Research shows that smokers who become smokers are less likely to successfully quit a traditional cigarette than those who do. Also, smokers who switch to e-cigarettes are more likely to start smoking again than those who quit smoking and switch to cigars or pipes.

The common perception is that those smokers who are unable to quit smoking completely will benefit to some extent if they at least fully switch to e-cigarette vaporization and thus do not smoke again. However, new research has found that the use of electronic cigarettes - even in everyday use - does not help vaporizers to stay completely away from the conventional cigarette.
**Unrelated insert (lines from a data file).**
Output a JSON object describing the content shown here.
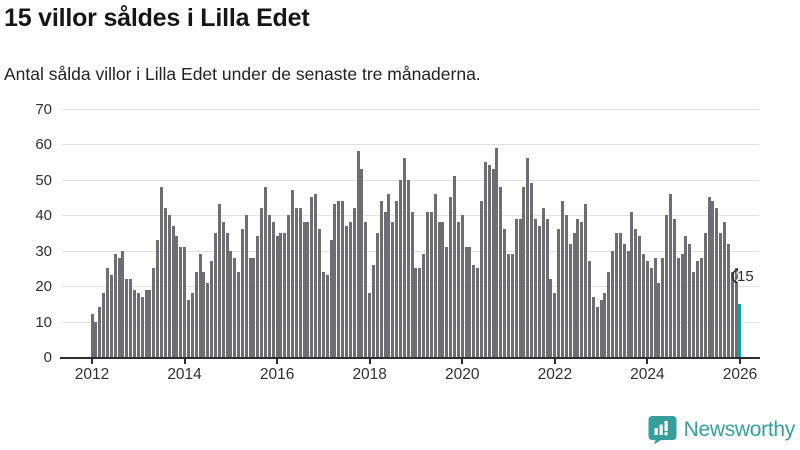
{
  "header": {
    "title": "15 villor såldes i Lilla Edet",
    "subtitle": "Antal sålda villor i Lilla Edet under de senaste tre månaderna."
  },
  "chart_data": {
    "type": "bar",
    "title": "15 villor såldes i Lilla Edet",
    "description": "Monthly bars of sold houses, Jan 2012 through latest period",
    "start_year": 2012,
    "values": [
      12,
      10,
      14,
      18,
      25,
      23,
      29,
      28,
      30,
      22,
      22,
      19,
      18,
      17,
      19,
      19,
      25,
      33,
      48,
      42,
      40,
      37,
      34,
      31,
      31,
      16,
      18,
      24,
      29,
      24,
      21,
      27,
      35,
      43,
      38,
      35,
      30,
      28,
      24,
      36,
      40,
      28,
      28,
      34,
      42,
      48,
      40,
      38,
      34,
      35,
      35,
      40,
      47,
      42,
      42,
      38,
      38,
      45,
      46,
      36,
      24,
      23,
      33,
      43,
      44,
      44,
      37,
      38,
      42,
      58,
      53,
      38,
      18,
      26,
      35,
      44,
      41,
      46,
      38,
      44,
      50,
      56,
      50,
      41,
      25,
      25,
      29,
      41,
      41,
      46,
      38,
      38,
      31,
      45,
      51,
      38,
      40,
      31,
      31,
      26,
      25,
      44,
      55,
      54,
      53,
      59,
      48,
      36,
      29,
      29,
      39,
      39,
      48,
      56,
      49,
      39,
      37,
      42,
      39,
      22,
      18,
      36,
      44,
      40,
      32,
      35,
      39,
      38,
      43,
      27,
      17,
      14,
      16,
      18,
      24,
      30,
      35,
      35,
      32,
      30,
      41,
      36,
      34,
      29,
      27,
      25,
      28,
      21,
      28,
      40,
      46,
      39,
      28,
      29,
      34,
      32,
      24,
      27,
      28,
      35,
      45,
      44,
      42,
      35,
      38,
      32,
      24,
      25,
      15
    ],
    "highlight": {
      "index": 168,
      "value": 15,
      "label": "15",
      "color": "#0ca2a1"
    },
    "bar_color": "#6d6d72",
    "y_ticks": [
      0,
      10,
      20,
      30,
      40,
      50,
      60,
      70
    ],
    "ylim": [
      0,
      70
    ],
    "x_ticks": [
      {
        "label": "2012",
        "month_index": 0
      },
      {
        "label": "2014",
        "month_index": 24
      },
      {
        "label": "2016",
        "month_index": 48
      },
      {
        "label": "2018",
        "month_index": 72
      },
      {
        "label": "2020",
        "month_index": 96
      },
      {
        "label": "2022",
        "month_index": 120
      },
      {
        "label": "2024",
        "month_index": 144
      },
      {
        "label": "2026",
        "month_index": 168
      }
    ],
    "grid": true,
    "legend": null
  },
  "footer": {
    "brand": "Newsworthy",
    "logo_icon": "speech-bubble-bar-chart-icon",
    "brand_color": "#379f99"
  }
}
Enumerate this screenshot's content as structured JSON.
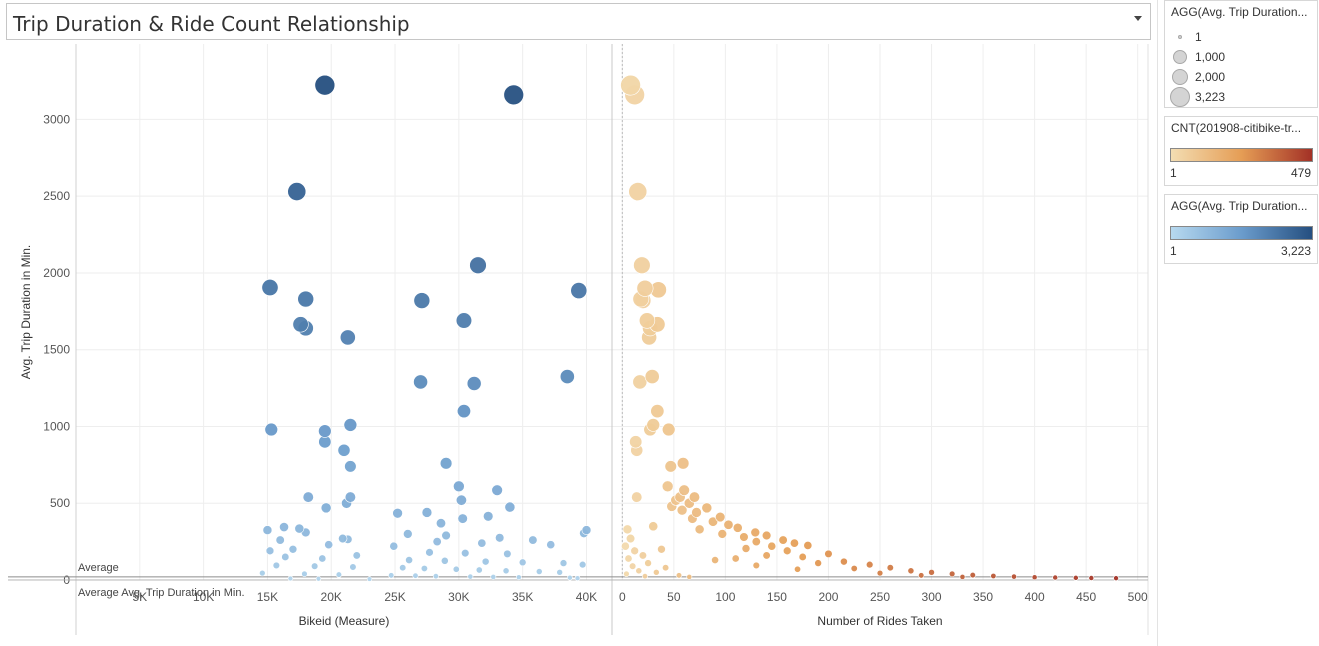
{
  "title": "Trip Duration & Ride Count Relationship",
  "colors": {
    "blue_low": "#b7d9ef",
    "blue_high": "#254f80",
    "orange_low": "#f3ddb2",
    "orange_mid": "#e59d55",
    "orange_high": "#a33126",
    "gridline": "#eeeeee",
    "reference_line": "#8c8c8c"
  },
  "legends": {
    "size": {
      "title": "AGG(Avg. Trip Duration...",
      "items": [
        {
          "label": "1",
          "value": 1
        },
        {
          "label": "1,000",
          "value": 1000
        },
        {
          "label": "2,000",
          "value": 2000
        },
        {
          "label": "3,223",
          "value": 3223
        }
      ]
    },
    "count_color": {
      "title": "CNT(201908-citibike-tr...",
      "min": "1",
      "max": "479"
    },
    "duration_color": {
      "title": "AGG(Avg. Trip Duration...",
      "min": "1",
      "max": "3,223"
    }
  },
  "chart_data": [
    {
      "type": "scatter",
      "xlabel": "Bikeid (Measure)",
      "ylabel": "Avg. Trip Duration in Min.",
      "xlim": [
        0,
        42000
      ],
      "ylim": [
        0,
        3400
      ],
      "x_ticks": [
        5000,
        10000,
        15000,
        20000,
        25000,
        30000,
        35000,
        40000
      ],
      "x_tick_labels": [
        "5K",
        "10K",
        "15K",
        "20K",
        "25K",
        "30K",
        "35K",
        "40K"
      ],
      "y_ticks": [
        0,
        500,
        1000,
        1500,
        2000,
        2500,
        3000
      ],
      "y_tick_labels": [
        "0",
        "500",
        "1000",
        "1500",
        "2000",
        "2500",
        "3000"
      ],
      "reference_line": {
        "value": 20,
        "label_top": "Average",
        "label_bottom": "Average Avg. Trip Duration in Min."
      },
      "points": [
        {
          "x": 19500,
          "y": 3223
        },
        {
          "x": 34300,
          "y": 3160
        },
        {
          "x": 17300,
          "y": 2530
        },
        {
          "x": 31500,
          "y": 2050
        },
        {
          "x": 15200,
          "y": 1905
        },
        {
          "x": 39400,
          "y": 1885
        },
        {
          "x": 18000,
          "y": 1830
        },
        {
          "x": 27100,
          "y": 1820
        },
        {
          "x": 30400,
          "y": 1690
        },
        {
          "x": 17600,
          "y": 1665
        },
        {
          "x": 18000,
          "y": 1640
        },
        {
          "x": 21300,
          "y": 1580
        },
        {
          "x": 38500,
          "y": 1325
        },
        {
          "x": 27000,
          "y": 1290
        },
        {
          "x": 31200,
          "y": 1280
        },
        {
          "x": 30400,
          "y": 1100
        },
        {
          "x": 21500,
          "y": 1010
        },
        {
          "x": 15300,
          "y": 980
        },
        {
          "x": 19500,
          "y": 970
        },
        {
          "x": 19500,
          "y": 900
        },
        {
          "x": 21000,
          "y": 845
        },
        {
          "x": 29000,
          "y": 760
        },
        {
          "x": 21500,
          "y": 740
        },
        {
          "x": 30000,
          "y": 610
        },
        {
          "x": 33000,
          "y": 585
        },
        {
          "x": 18200,
          "y": 540
        },
        {
          "x": 21500,
          "y": 540
        },
        {
          "x": 30200,
          "y": 520
        },
        {
          "x": 21200,
          "y": 500
        },
        {
          "x": 34000,
          "y": 475
        },
        {
          "x": 19600,
          "y": 470
        },
        {
          "x": 27500,
          "y": 440
        },
        {
          "x": 25200,
          "y": 435
        },
        {
          "x": 32300,
          "y": 415
        },
        {
          "x": 30300,
          "y": 400
        },
        {
          "x": 28600,
          "y": 370
        },
        {
          "x": 16300,
          "y": 345
        },
        {
          "x": 17500,
          "y": 335
        },
        {
          "x": 15000,
          "y": 325
        },
        {
          "x": 40000,
          "y": 325
        },
        {
          "x": 18000,
          "y": 310
        },
        {
          "x": 39800,
          "y": 305
        },
        {
          "x": 26000,
          "y": 300
        },
        {
          "x": 29000,
          "y": 290
        },
        {
          "x": 33200,
          "y": 275
        },
        {
          "x": 20900,
          "y": 270
        },
        {
          "x": 16000,
          "y": 260
        },
        {
          "x": 35800,
          "y": 260
        },
        {
          "x": 21300,
          "y": 265
        },
        {
          "x": 28300,
          "y": 250
        },
        {
          "x": 31800,
          "y": 240
        },
        {
          "x": 19800,
          "y": 230
        },
        {
          "x": 24900,
          "y": 220
        },
        {
          "x": 37200,
          "y": 230
        },
        {
          "x": 17000,
          "y": 200
        },
        {
          "x": 15200,
          "y": 190
        },
        {
          "x": 27700,
          "y": 180
        },
        {
          "x": 30500,
          "y": 175
        },
        {
          "x": 33800,
          "y": 170
        },
        {
          "x": 22000,
          "y": 160
        },
        {
          "x": 16400,
          "y": 150
        },
        {
          "x": 19300,
          "y": 140
        },
        {
          "x": 26100,
          "y": 130
        },
        {
          "x": 28900,
          "y": 125
        },
        {
          "x": 32100,
          "y": 120
        },
        {
          "x": 35000,
          "y": 115
        },
        {
          "x": 38200,
          "y": 110
        },
        {
          "x": 39700,
          "y": 100
        },
        {
          "x": 15700,
          "y": 95
        },
        {
          "x": 18700,
          "y": 90
        },
        {
          "x": 21700,
          "y": 85
        },
        {
          "x": 25600,
          "y": 80
        },
        {
          "x": 27300,
          "y": 75
        },
        {
          "x": 29800,
          "y": 70
        },
        {
          "x": 31600,
          "y": 65
        },
        {
          "x": 33700,
          "y": 60
        },
        {
          "x": 36300,
          "y": 55
        },
        {
          "x": 37900,
          "y": 50
        },
        {
          "x": 14600,
          "y": 45
        },
        {
          "x": 17900,
          "y": 40
        },
        {
          "x": 20600,
          "y": 35
        },
        {
          "x": 24700,
          "y": 30
        },
        {
          "x": 26600,
          "y": 28
        },
        {
          "x": 28200,
          "y": 25
        },
        {
          "x": 30900,
          "y": 22
        },
        {
          "x": 32700,
          "y": 20
        },
        {
          "x": 34700,
          "y": 18
        },
        {
          "x": 38700,
          "y": 15
        },
        {
          "x": 39300,
          "y": 12
        },
        {
          "x": 16800,
          "y": 10
        },
        {
          "x": 19000,
          "y": 8
        },
        {
          "x": 23000,
          "y": 6
        }
      ]
    },
    {
      "type": "scatter",
      "xlabel": "Number of Rides Taken",
      "ylabel": "",
      "xlim": [
        -10,
        510
      ],
      "ylim": [
        0,
        3400
      ],
      "x_ticks": [
        0,
        50,
        100,
        150,
        200,
        250,
        300,
        350,
        400,
        450,
        500
      ],
      "x_tick_labels": [
        "0",
        "50",
        "100",
        "150",
        "200",
        "250",
        "300",
        "350",
        "400",
        "450",
        "500"
      ],
      "reference_line": {
        "value": 20
      },
      "points": [
        {
          "x": 8,
          "y": 3223
        },
        {
          "x": 12,
          "y": 3160
        },
        {
          "x": 15,
          "y": 2530
        },
        {
          "x": 19,
          "y": 2050
        },
        {
          "x": 22,
          "y": 1900
        },
        {
          "x": 35,
          "y": 1890
        },
        {
          "x": 18,
          "y": 1830
        },
        {
          "x": 20,
          "y": 1820
        },
        {
          "x": 24,
          "y": 1690
        },
        {
          "x": 34,
          "y": 1665
        },
        {
          "x": 27,
          "y": 1640
        },
        {
          "x": 26,
          "y": 1580
        },
        {
          "x": 29,
          "y": 1325
        },
        {
          "x": 17,
          "y": 1290
        },
        {
          "x": 34,
          "y": 1100
        },
        {
          "x": 30,
          "y": 1010
        },
        {
          "x": 27,
          "y": 980
        },
        {
          "x": 45,
          "y": 980
        },
        {
          "x": 13,
          "y": 900
        },
        {
          "x": 14,
          "y": 845
        },
        {
          "x": 59,
          "y": 760
        },
        {
          "x": 47,
          "y": 740
        },
        {
          "x": 44,
          "y": 610
        },
        {
          "x": 60,
          "y": 585
        },
        {
          "x": 56,
          "y": 540
        },
        {
          "x": 14,
          "y": 540
        },
        {
          "x": 70,
          "y": 540
        },
        {
          "x": 52,
          "y": 520
        },
        {
          "x": 65,
          "y": 500
        },
        {
          "x": 48,
          "y": 480
        },
        {
          "x": 82,
          "y": 470
        },
        {
          "x": 58,
          "y": 455
        },
        {
          "x": 72,
          "y": 440
        },
        {
          "x": 95,
          "y": 410
        },
        {
          "x": 68,
          "y": 400
        },
        {
          "x": 88,
          "y": 380
        },
        {
          "x": 103,
          "y": 360
        },
        {
          "x": 112,
          "y": 340
        },
        {
          "x": 75,
          "y": 330
        },
        {
          "x": 129,
          "y": 310
        },
        {
          "x": 97,
          "y": 300
        },
        {
          "x": 140,
          "y": 290
        },
        {
          "x": 118,
          "y": 280
        },
        {
          "x": 156,
          "y": 260
        },
        {
          "x": 130,
          "y": 250
        },
        {
          "x": 167,
          "y": 240
        },
        {
          "x": 180,
          "y": 225
        },
        {
          "x": 145,
          "y": 220
        },
        {
          "x": 120,
          "y": 205
        },
        {
          "x": 160,
          "y": 190
        },
        {
          "x": 200,
          "y": 170
        },
        {
          "x": 140,
          "y": 160
        },
        {
          "x": 175,
          "y": 150
        },
        {
          "x": 110,
          "y": 140
        },
        {
          "x": 90,
          "y": 130
        },
        {
          "x": 215,
          "y": 120
        },
        {
          "x": 190,
          "y": 110
        },
        {
          "x": 240,
          "y": 100
        },
        {
          "x": 130,
          "y": 95
        },
        {
          "x": 260,
          "y": 80
        },
        {
          "x": 225,
          "y": 75
        },
        {
          "x": 170,
          "y": 70
        },
        {
          "x": 280,
          "y": 60
        },
        {
          "x": 300,
          "y": 50
        },
        {
          "x": 250,
          "y": 45
        },
        {
          "x": 320,
          "y": 40
        },
        {
          "x": 340,
          "y": 32
        },
        {
          "x": 290,
          "y": 30
        },
        {
          "x": 360,
          "y": 26
        },
        {
          "x": 380,
          "y": 22
        },
        {
          "x": 330,
          "y": 20
        },
        {
          "x": 400,
          "y": 18
        },
        {
          "x": 420,
          "y": 16
        },
        {
          "x": 440,
          "y": 14
        },
        {
          "x": 455,
          "y": 13
        },
        {
          "x": 479,
          "y": 12
        },
        {
          "x": 30,
          "y": 350
        },
        {
          "x": 5,
          "y": 330
        },
        {
          "x": 8,
          "y": 270
        },
        {
          "x": 3,
          "y": 220
        },
        {
          "x": 12,
          "y": 190
        },
        {
          "x": 20,
          "y": 160
        },
        {
          "x": 6,
          "y": 140
        },
        {
          "x": 38,
          "y": 200
        },
        {
          "x": 25,
          "y": 110
        },
        {
          "x": 10,
          "y": 90
        },
        {
          "x": 42,
          "y": 80
        },
        {
          "x": 16,
          "y": 60
        },
        {
          "x": 33,
          "y": 50
        },
        {
          "x": 4,
          "y": 40
        },
        {
          "x": 55,
          "y": 30
        },
        {
          "x": 22,
          "y": 25
        },
        {
          "x": 65,
          "y": 20
        }
      ]
    }
  ]
}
According to the survey, only 42% of smokers who became vaporizers did not smoke at all after one year. Researchers at the University of California-San Diego School of Public Health, led by Professor John Pierce, who published the paper in the American medical journal JAMA Network Open, analyzed long-term data on 13.600 smokers. Of these, 9,4% quit smoking and then, of these former smokers, 63% remained "non-smokers", while the remaining 37% turned to other tobacco products (most, 23%, to e-cigarettes) .

The study focused on whether former traditional smokers who had become vaporizers or users of similar tobacco products were more or less likely to "relapse" and resume traditional smoking than those who had completely stopped smoking and vaporizing.

According to Pierce, "Our findings show that people who quit smoking and turned to e-cigarettes or other products actually had an 8,5% increased risk of re-smoking within the next year, compared with those who had stopped using all tobacco products. "Quitting is the most important thing a smoker can do to improve his health, but the evidence shows that switching to e-cigarettes makes it less and no more likely that one will eventually give up cigarettes."

"This is the first study to examine in depth whether switching to a less harmful source of nicotine, such as the e-cigarette, can in the long run prevent someone from starting to smoke again. If switching to e-cigarettes was indeed a viable way to quit smoking, then those who turned to e-cigarettes should have lower rates of relapse into cigarette smoking. However, we did not find any indication of such a thing ", he added.

Pierce stressed that "quitting smoking is one of the most difficult things one can do because of nicotine addiction. "Research shows that smokers do better when they quit nicotine altogether than when they switch to another nicotine source, such as the e-cigarette."

Previous research has shown that about one in four smokers turn to e-cigarettes in the hope that this will help them quit smoking altogether.